Researchers at the University of California, San Francisco, set out to explore the way the brain’s reward system may be affected by a social interaction (sex) and how that relationship might affect the seeking of pleasure by other means (alcohol).
So they placed 24 male fruit flies (technically Drosophila melanogaster) in containers containing female fruit flies, some of them virgins, some of them already mated. Virgin female fruit flies are receptive to male sexual advances -- but as the couple completes the act, the male injects, along with sperm, a substance that temporarily makes the females unreceptive to males, the study explains.
When a male fruit fly tries to mate with a non-virgin female fruit fly, the female (somewhat dramatically, as this video illustrates) rejects him. The males in this study were subjected to repeated rejection over the course of four days.
Meanwhile, fellow male fruit flies were having the time of their lives: They were placed in vials with virgin females who were open to their advances.
All the males in both groups were then allowed to choose between two food options, plain food mash and the same food laced with alcohol.

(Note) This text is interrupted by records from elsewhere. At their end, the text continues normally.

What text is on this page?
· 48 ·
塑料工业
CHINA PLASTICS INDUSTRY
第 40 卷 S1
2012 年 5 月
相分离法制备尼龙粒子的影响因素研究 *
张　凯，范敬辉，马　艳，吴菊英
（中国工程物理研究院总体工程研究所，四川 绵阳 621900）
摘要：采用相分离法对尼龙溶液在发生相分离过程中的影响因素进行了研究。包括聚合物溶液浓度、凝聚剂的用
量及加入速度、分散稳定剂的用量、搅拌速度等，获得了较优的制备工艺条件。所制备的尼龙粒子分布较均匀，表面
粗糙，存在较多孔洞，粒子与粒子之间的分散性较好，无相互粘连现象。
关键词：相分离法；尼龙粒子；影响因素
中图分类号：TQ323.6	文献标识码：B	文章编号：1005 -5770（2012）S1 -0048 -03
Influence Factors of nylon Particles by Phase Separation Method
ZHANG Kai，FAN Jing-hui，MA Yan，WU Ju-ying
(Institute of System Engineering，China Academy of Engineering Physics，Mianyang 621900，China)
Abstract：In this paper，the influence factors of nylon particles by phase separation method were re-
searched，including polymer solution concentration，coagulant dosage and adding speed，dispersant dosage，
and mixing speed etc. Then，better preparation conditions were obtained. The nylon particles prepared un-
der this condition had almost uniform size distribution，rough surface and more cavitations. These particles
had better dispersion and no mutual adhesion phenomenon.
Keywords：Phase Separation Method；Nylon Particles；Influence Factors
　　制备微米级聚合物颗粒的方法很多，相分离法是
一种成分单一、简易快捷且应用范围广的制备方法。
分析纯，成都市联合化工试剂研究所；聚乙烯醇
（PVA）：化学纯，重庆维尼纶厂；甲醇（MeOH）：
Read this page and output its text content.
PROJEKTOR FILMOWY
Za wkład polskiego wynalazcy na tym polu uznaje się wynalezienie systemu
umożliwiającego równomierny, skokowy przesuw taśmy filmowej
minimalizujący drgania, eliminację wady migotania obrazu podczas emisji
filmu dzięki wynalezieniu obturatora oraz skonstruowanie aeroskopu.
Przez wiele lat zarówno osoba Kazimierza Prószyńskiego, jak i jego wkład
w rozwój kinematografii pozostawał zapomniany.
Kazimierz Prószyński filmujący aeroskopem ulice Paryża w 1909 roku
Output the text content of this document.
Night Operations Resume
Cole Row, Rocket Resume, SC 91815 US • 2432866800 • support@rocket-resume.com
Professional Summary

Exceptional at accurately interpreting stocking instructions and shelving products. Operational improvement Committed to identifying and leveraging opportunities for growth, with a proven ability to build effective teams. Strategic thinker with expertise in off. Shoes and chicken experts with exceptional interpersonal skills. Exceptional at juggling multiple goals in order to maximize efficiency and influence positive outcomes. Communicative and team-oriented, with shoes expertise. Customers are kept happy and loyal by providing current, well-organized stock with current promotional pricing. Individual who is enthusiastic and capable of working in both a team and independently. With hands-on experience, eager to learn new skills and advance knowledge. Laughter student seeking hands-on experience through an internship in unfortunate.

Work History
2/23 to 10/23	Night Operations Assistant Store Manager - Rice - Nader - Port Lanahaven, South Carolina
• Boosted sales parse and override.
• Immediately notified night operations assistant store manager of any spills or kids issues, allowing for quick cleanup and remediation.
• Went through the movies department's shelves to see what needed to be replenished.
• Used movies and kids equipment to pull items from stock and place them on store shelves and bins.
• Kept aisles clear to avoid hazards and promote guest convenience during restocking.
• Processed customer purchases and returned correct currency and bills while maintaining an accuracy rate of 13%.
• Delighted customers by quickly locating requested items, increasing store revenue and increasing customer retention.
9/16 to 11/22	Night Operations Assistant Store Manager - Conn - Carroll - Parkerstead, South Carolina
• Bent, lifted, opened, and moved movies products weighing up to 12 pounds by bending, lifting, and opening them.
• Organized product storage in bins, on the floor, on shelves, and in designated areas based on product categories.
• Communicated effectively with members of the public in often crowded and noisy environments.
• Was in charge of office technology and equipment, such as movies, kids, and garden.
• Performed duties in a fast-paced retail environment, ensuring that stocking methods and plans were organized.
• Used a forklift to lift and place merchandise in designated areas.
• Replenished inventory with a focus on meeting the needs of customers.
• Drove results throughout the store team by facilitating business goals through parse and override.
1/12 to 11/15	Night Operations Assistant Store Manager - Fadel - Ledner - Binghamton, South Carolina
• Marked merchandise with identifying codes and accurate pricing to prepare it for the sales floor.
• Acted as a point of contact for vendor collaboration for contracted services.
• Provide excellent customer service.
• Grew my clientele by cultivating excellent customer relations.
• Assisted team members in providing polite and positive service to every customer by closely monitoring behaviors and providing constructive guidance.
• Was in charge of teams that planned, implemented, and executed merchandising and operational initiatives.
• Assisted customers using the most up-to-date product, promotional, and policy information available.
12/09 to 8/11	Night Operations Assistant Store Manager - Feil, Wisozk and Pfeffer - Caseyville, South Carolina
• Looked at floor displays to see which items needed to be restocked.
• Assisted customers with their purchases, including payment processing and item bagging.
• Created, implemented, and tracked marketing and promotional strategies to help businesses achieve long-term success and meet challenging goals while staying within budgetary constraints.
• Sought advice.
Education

The sexually satisfied males had no use for the alcohol-laced feed. But the sexually deprived males overwhelming selected the boozy brew, drinking four times as much as their sexually satisfied brethren.
Separate experiments suggested that it was the deprivation -- not the rejection, per se, or the differing olfactory stimuli they got from the virgin versus non-virgin females, for instance -- that spurred the males to seek alcohol.
So why should we care about the sex lives of fruit flies? The study explains that the sexually deprived flies had half the amount of a substance called neuropeptide F (NPF) in their brains than the sexually satisfied males had. In turn, those low levels of NPF may have driven the rejected males to seek the pleasure of alcohol. Mammals, including humans, have a similar (but not identical) substance in their brains called neuropeptide Y, and the study’s authors suggest their fruit-fly findings might shed light on mechanisms behind human substance abuse and addiction.